The remarkable development and application of new genetic technologies over the past 25 years has been accompanied by profound changes in the way in which research is commercialised in the life sciences. Many thousands of patents which assert rights over DNA sequences have been granted to researchers across the public and private sector.
In general, we acknowledge the benefits that have accrued to society from the patent system, but we ask whether the application of the patent system to DNA sequences is achieving its goals, namely the stimulation of innovation for the public good, and the rewarding of people for useful new inventions.
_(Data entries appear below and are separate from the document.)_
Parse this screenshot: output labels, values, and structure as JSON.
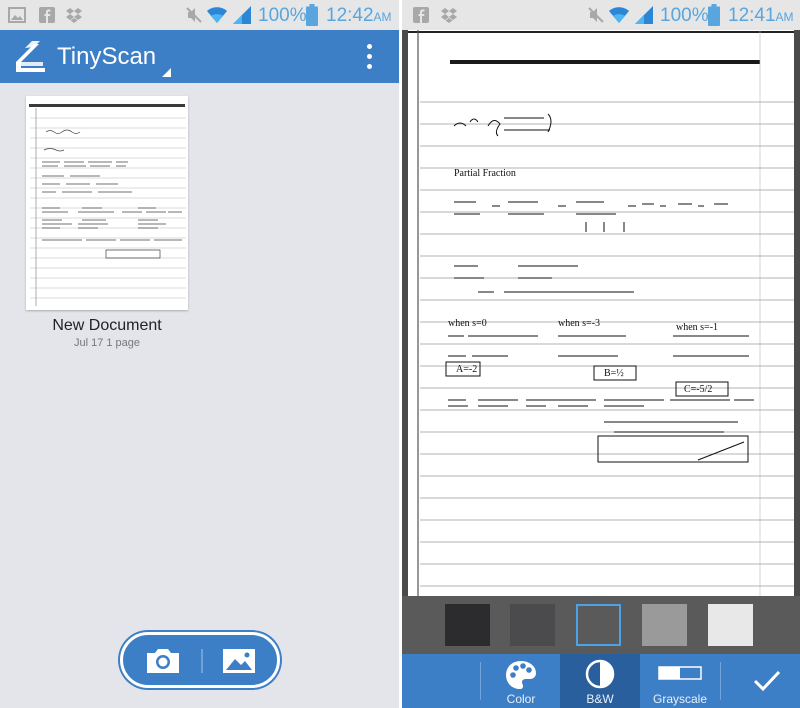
{
  "left_screen": {
    "status_bar": {
      "battery_percent": "100%",
      "time": "12:42",
      "ampm": "AM",
      "icons": [
        "gallery-icon",
        "facebook-icon",
        "dropbox-icon",
        "mute-icon",
        "wifi-icon",
        "signal-icon",
        "battery-icon"
      ]
    },
    "app_bar": {
      "title": "TinyScan",
      "logo_icon": "scanner-logo-icon",
      "menu_icon": "overflow-menu-icon"
    },
    "documents": [
      {
        "name": "New Document",
        "meta": "Jul 17  1 page"
      }
    ],
    "capture_bar": {
      "buttons": [
        "camera-icon",
        "gallery-image-icon"
      ]
    }
  },
  "right_screen": {
    "status_bar": {
      "battery_percent": "100%",
      "time": "12:41",
      "ampm": "AM",
      "icons": [
        "facebook-icon",
        "dropbox-icon",
        "mute-icon",
        "wifi-icon",
        "signal-icon",
        "battery-icon"
      ]
    },
    "page_text": {
      "line1": "Partial Fraction",
      "case1": "when s=0",
      "case2": "when s=-3",
      "case3": "when s=-1",
      "ans1": "A=-2",
      "ans2": "B=½",
      "ans3": "C=-5/2"
    },
    "swatches": [
      {
        "color": "#2c2c2e",
        "selected": false
      },
      {
        "color": "#4b4b4d",
        "selected": false
      },
      {
        "color": "#5a5a5a",
        "selected": true
      },
      {
        "color": "#9a9a9a",
        "selected": false
      },
      {
        "color": "#e8e8e8",
        "selected": false
      }
    ],
    "filters": [
      {
        "label": "Color",
        "icon": "palette-icon",
        "active": false
      },
      {
        "label": "B&W",
        "icon": "contrast-icon",
        "active": true
      },
      {
        "label": "Grayscale",
        "icon": "grayscale-bar-icon",
        "active": false
      }
    ],
    "confirm_icon": "checkmark-icon"
  },
  "colors": {
    "primary": "#3d7fc6",
    "primary_dark": "#2a5f9e",
    "status_text": "#58a5df",
    "background": "#e4e5ea"
  }
}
We note that many patents that assert rights over DNA sequences have already been granted but are of doubtful validity. The effects of many of these patents are extensive, because inventors who assert rights over DNA sequences obtain protection on all uses of the sequences.
In the future, the granting of patents that assert rights over DNA sequences should become the exception rather than the norm. The patent system currently regards DNA sequences as eligible for patenting. However, as computational techniques replace cloning as the main route to identifying genes, we consider that the issue of the eligibility for patenting of DNA sequences needs to be reopened.
Even if DNA sequences are considered eligible for patenting, they must then satisfy the criteria of being novel, inventive and useful. We consider that the application of these criteria to DNA sequences has not been sufficiently stringent. We note, further, that the fact that DNA sequences are essentially just genetic information distinguishes them from other chemical compounds, with regard to the patent system.